Zakrajsek is believed to be the first coach in 50 years to have three U.S. singles skaters at worlds.

The third, Rachael Flatt, qualified for the March event in Los Angeles with a second-place finish Saturday night in the women's competition. A fifth Zakrajsek athlete, Alexe Gilles, was ninth in the women's competition.

Lysacek, who had won the previous two U.S. titles, claimed the final world team place. He felt the rivalry between him and Weir has spurred skaters such as Abbott and Mroz.

"It has pushed not just he [Weir] and I but a lot of other competitors to try to steal one of those spots," Lysacek said.

Three-time champion Weir still tried to make a case to the media for being named to the world team, as rules allow, based on his experience and bronze medal at the 2008 worlds.

Ironically, Lysacek may have gotten the last jab in the rivalry by not skating well enough to beat Mroz.

U.S. Figure Skating officials knew they would have been pilloried for replacing a national silver medalist who skated as well as Mroz did with the poor skater Weir was in both the long and short programs.

Mroz, who turned 18 barely a month ago, has moved from second at the juniors to second at senior in a season.
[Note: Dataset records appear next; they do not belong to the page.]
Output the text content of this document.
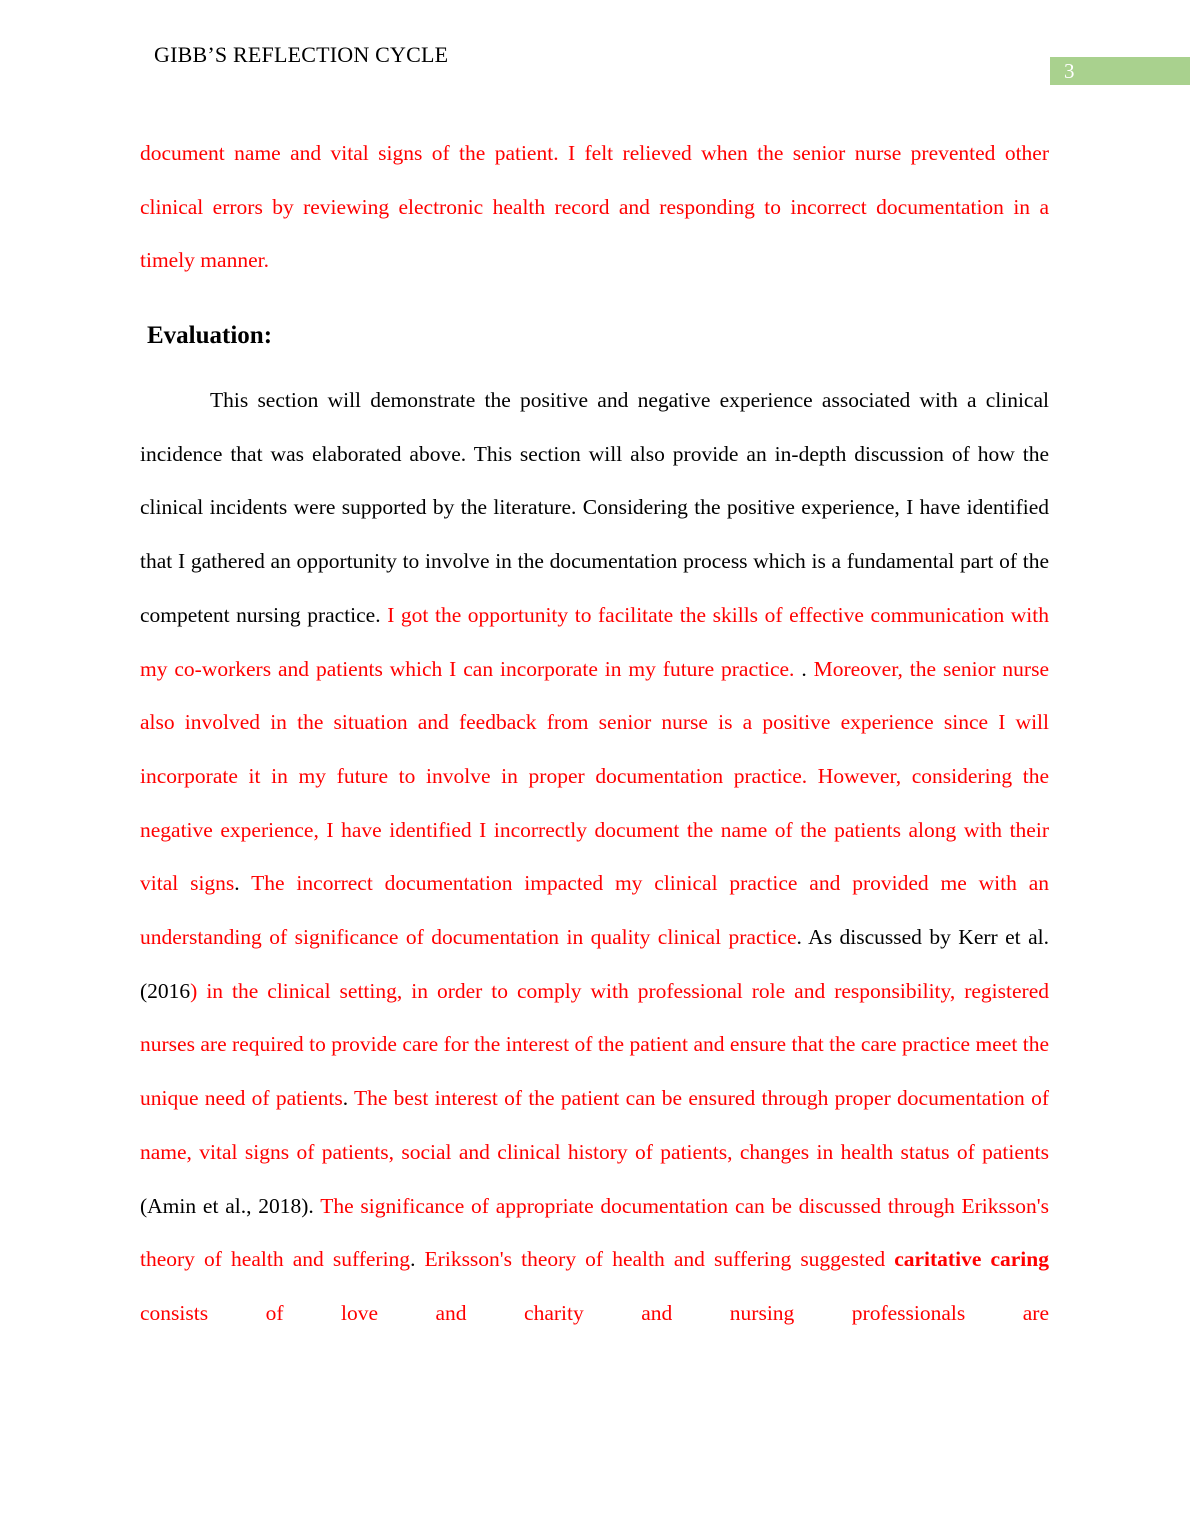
GIBB’S REFLECTION CYCLE
3

document name and vital signs of the patient. I felt relieved when the senior nurse prevented other clinical errors by reviewing electronic health record and responding to incorrect documentation in a timely manner.

Evaluation:

This section will demonstrate the positive and negative experience associated with a clinical incidence that was elaborated above. This section will also provide an in-depth discussion of how the clinical incidents were supported by the literature. Considering the positive experience, I have identified that I gathered an opportunity to involve in the documentation process which is a fundamental part of the competent nursing practice. I got the opportunity to facilitate the skills of effective communication with my co-workers and patients which I can incorporate in my future practice. . Moreover, the senior nurse also involved in the situation and feedback from senior nurse is a positive experience since I will incorporate it in my future to involve in proper documentation practice. However, considering the negative experience, I have identified I incorrectly document the name of the patients along with their vital signs. The incorrect documentation impacted my clinical practice and provided me with an understanding of significance of documentation in quality clinical practice. As discussed by Kerr et al. (2016) in the clinical setting, in order to comply with professional role and responsibility, registered nurses are required to provide care for the interest of the patient and ensure that the care practice meet the unique need of patients. The best interest of the patient can be ensured through proper documentation of name, vital signs of patients, social and clinical history of patients, changes in health status of patients (Amin et al., 2018). The significance of appropriate documentation can be discussed through Eriksson's theory of health and suffering. Eriksson's theory of health and suffering suggested caritative caring consists of love and charity and nursing professionals are
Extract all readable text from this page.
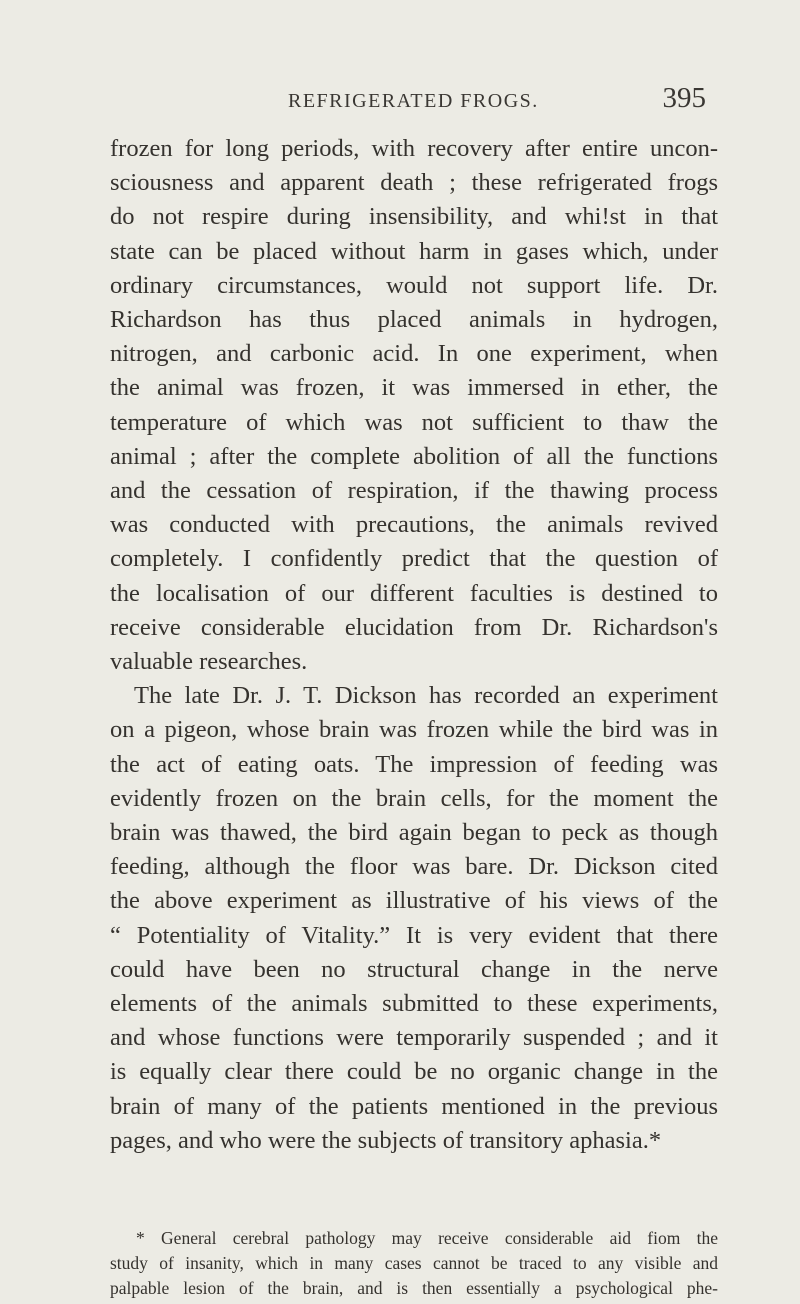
REFRIGERATED FROGS.	395
frozen for long periods, with recovery after entire uncon-
sciousness and apparent death ; these refrigerated frogs
do not respire during insensibility, and whi!st in that
state can be placed without harm in gases which, under
ordinary circumstances, would not support life. Dr.
Richardson has thus placed animals in hydrogen,
nitrogen, and carbonic acid. In one experiment, when
the animal was frozen, it was immersed in ether, the
temperature of which was not sufficient to thaw the
animal ; after the complete abolition of all the functions
and the cessation of respiration, if the thawing process
was conducted with precautions, the animals revived
completely. I confidently predict that the question of
the localisation of our different faculties is destined to
receive considerable elucidation from Dr. Richardson's
valuable researches.
The late Dr. J. T. Dickson has recorded an experiment
on a pigeon, whose brain was frozen while the bird was in
the act of eating oats. The impression of feeding was
evidently frozen on the brain cells, for the moment the
brain was thawed, the bird again began to peck as though
feeding, although the floor was bare. Dr. Dickson cited
the above experiment as illustrative of his views of the
“ Potentiality of Vitality.” It is very evident that there
could have been no structural change in the nerve
elements of the animals submitted to these experiments,
and whose functions were temporarily suspended ; and it
is equally clear there could be no organic change in the
brain of many of the patients mentioned in the previous
pages, and who were the subjects of transitory aphasia.*
* General cerebral pathology may receive considerable aid fiom the
study of insanity, which in many cases cannot be traced to any visible and
palpable lesion of the brain, and is then essentially a psychological phe-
He lost the free skate by less than a point to the more refined but technically nervous skating of Abbott, 23, who had finished fourth a year ago.

As the event went on, not even an impressive win in the short program could lighten the pressure Abbott felt from being a favorite after years of struggling to get past also-ran status. In the free skate, he popped one jump and put his hand down on the landing of another.